SI: What drew you to the sound design industry?
KM: As both a fan of music and a musician myself, I initially became interested in the technical side of audio through studying recording and engineering music. From there my interests progressed and I began to see that there were so many more applications to professional audio outside of simply music.
SI: How did you get started in this industry?
KM: After graduating from the Music Industry Arts program at Fanshawe college I began an internship at Sound Ideas. It wasn’t long before I was sent on location to record.
SI: What does your job as a sound engineer entail?
KM: One of the most important parts of the job is to actually set up recording sessions. That includes everything from cold calling potential locations (for example race tracks or a local industrial museum) to tracking down potential props or tools to take into the studio.
Once we actually have a recording session set up, the job is to record the sound as I’m hearing it in its environment. This means staying out of the way of the sound as much as possible, even to the extent that I’m often conscious of the sounds my clothing makes or how I’m breathing while recording.
SI: How do you come up with different projects to work on?
KM: When working in the sound industry you start to view everything through the lens of recorded sound. If I’m at a baseball game I’m thinking about what it would take to record the sound of the crowd or the crack of the bat and what challenges that would present.
As a result, I’m often jotting down ideas or typing them into my phone when I’m out and about. Other than that, a lot of the time coworkers, family and friends often present ideas to me when they think of them. This can mean everything from stopping by a friends’ house to record their newly acquired chainsaw, to gaining access to unusual locations to record.
SI: What kind of tools or resources do you use in your day-to-day work?

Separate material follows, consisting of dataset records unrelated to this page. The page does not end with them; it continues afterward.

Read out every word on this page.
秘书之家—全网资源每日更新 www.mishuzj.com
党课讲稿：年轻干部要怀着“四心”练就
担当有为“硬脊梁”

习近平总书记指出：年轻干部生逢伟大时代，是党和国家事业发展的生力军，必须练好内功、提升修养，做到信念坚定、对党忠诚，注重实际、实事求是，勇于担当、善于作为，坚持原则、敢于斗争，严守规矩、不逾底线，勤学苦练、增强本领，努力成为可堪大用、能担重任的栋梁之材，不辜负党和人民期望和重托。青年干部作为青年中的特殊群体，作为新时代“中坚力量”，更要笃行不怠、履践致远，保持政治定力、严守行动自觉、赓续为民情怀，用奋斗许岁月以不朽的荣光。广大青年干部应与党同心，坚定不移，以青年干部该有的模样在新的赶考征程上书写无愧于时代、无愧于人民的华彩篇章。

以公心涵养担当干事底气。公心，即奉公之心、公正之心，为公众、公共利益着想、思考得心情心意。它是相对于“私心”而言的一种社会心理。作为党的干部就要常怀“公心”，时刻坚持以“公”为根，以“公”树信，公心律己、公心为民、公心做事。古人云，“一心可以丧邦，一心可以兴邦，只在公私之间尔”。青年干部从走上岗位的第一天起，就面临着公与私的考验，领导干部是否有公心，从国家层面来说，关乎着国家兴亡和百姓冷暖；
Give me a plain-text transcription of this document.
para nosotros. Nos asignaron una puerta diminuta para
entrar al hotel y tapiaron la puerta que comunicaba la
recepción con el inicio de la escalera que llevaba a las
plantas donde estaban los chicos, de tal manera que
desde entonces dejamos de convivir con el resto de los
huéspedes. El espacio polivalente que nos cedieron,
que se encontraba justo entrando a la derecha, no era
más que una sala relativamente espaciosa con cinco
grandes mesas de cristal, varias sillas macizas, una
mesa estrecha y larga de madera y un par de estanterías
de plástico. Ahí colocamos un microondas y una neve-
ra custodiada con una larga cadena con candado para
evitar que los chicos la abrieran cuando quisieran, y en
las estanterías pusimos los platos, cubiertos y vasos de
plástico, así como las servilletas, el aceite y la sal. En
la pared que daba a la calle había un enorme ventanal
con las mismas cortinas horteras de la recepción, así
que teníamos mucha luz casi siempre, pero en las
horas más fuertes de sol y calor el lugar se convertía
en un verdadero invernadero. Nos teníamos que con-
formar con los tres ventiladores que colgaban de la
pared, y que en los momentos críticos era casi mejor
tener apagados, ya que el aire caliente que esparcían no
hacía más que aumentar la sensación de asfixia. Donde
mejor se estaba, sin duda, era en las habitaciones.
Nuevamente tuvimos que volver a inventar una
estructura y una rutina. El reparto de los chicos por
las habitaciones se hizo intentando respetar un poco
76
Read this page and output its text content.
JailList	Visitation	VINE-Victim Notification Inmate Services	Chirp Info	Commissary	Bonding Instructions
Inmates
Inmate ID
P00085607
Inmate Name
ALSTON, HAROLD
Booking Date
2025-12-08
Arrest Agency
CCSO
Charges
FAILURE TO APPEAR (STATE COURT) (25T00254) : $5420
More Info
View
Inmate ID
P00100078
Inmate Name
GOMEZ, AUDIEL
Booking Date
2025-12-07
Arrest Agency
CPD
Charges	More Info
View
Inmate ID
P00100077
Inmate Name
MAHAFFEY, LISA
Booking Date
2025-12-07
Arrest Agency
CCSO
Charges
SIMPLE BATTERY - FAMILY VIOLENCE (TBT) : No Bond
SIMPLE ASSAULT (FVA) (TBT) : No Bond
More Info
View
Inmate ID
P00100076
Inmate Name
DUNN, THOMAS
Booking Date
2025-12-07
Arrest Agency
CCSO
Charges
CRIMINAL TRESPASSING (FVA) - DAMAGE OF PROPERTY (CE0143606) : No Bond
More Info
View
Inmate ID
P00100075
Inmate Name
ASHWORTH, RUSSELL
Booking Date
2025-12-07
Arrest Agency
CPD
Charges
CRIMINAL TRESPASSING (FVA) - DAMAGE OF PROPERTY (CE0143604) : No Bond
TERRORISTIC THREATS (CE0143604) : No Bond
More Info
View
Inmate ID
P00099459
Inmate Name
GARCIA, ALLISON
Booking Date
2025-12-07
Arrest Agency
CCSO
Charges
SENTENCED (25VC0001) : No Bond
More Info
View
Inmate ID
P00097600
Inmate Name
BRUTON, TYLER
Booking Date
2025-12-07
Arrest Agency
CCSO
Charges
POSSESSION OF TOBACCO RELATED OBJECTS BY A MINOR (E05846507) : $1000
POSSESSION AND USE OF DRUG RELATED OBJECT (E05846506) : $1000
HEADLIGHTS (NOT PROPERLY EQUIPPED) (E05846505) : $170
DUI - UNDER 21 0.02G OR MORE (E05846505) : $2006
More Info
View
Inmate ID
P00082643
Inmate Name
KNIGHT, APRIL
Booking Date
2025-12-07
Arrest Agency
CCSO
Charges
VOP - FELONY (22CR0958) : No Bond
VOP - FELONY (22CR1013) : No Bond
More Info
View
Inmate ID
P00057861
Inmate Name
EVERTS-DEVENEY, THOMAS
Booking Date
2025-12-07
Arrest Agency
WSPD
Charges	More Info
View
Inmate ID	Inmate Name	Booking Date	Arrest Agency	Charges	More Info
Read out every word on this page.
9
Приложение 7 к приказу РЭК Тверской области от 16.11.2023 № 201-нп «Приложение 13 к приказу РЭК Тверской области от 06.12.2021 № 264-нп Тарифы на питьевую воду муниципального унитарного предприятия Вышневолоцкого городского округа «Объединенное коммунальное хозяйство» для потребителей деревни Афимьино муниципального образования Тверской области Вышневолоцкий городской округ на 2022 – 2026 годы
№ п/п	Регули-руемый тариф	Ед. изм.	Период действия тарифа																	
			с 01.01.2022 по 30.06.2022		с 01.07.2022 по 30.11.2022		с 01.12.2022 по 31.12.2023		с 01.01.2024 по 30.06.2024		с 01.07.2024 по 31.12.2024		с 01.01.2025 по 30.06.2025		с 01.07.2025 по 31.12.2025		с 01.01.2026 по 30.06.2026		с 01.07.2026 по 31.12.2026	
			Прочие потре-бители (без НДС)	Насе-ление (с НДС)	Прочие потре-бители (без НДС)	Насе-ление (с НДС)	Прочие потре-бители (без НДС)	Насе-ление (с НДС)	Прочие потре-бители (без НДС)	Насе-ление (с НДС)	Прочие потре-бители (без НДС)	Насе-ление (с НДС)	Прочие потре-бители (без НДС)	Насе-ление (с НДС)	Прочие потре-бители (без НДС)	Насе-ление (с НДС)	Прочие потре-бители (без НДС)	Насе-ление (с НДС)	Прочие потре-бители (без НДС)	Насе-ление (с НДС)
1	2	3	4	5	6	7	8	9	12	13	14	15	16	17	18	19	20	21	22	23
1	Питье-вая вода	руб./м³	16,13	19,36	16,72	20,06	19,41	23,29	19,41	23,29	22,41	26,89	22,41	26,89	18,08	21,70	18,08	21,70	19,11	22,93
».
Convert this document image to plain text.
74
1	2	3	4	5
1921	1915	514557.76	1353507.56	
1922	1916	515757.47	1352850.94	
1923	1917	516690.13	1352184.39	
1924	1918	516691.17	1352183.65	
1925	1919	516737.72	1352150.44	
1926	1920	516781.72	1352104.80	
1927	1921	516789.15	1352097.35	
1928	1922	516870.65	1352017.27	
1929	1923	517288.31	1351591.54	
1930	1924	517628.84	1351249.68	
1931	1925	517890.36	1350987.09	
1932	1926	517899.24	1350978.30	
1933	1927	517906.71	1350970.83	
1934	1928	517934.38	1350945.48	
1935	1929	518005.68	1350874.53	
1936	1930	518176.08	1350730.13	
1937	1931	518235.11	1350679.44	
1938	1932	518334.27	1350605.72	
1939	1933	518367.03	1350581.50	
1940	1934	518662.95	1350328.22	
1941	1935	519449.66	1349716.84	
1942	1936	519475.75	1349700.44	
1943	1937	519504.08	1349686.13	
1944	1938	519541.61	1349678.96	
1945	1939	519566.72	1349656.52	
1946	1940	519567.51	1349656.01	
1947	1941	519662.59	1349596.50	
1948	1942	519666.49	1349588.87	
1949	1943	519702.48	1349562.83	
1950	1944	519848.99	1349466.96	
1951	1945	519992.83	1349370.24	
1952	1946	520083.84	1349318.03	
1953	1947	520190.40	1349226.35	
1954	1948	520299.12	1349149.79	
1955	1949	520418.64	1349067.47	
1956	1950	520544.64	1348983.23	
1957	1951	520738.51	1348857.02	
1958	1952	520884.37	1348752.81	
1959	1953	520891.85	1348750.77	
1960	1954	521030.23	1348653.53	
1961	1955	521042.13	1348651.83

KM: Our main stereo rig is a Sound Devices 722 recorder and a Sanken cuw-180 mic. This setup is both versatile and durable, something that is very important to us. Our equipment gets hauled around a lot and needs to stand up to a lot of wear and tear.
SI: What have been some of your favourite memories from working as a sound engineer?
KM: My first major assignment at Sound Ideas was the Oklahoma Full Auto Shoot, just south of Tulsa, Oklahoma. This weekend long Machine Gun festival presented me with the opportunity to record various fire arms and also gave me a chance to fire a few rounds myself. Another favorite experience was hanging out with a Lemur in the studio when Hands on Exotics came by the office.
SI: What have been some challenges you have had to overcome?
KM: The biggest challenge is almost always dealing with the environment that we’re in. An on location recording session can be completely ruined by factors such as traffic, airplanes, wind, birds or any number of unexpected circumstances. For example, if we’re recording vehicles, we will scout out a location far away from the city and be monitoring weather reports well in advance.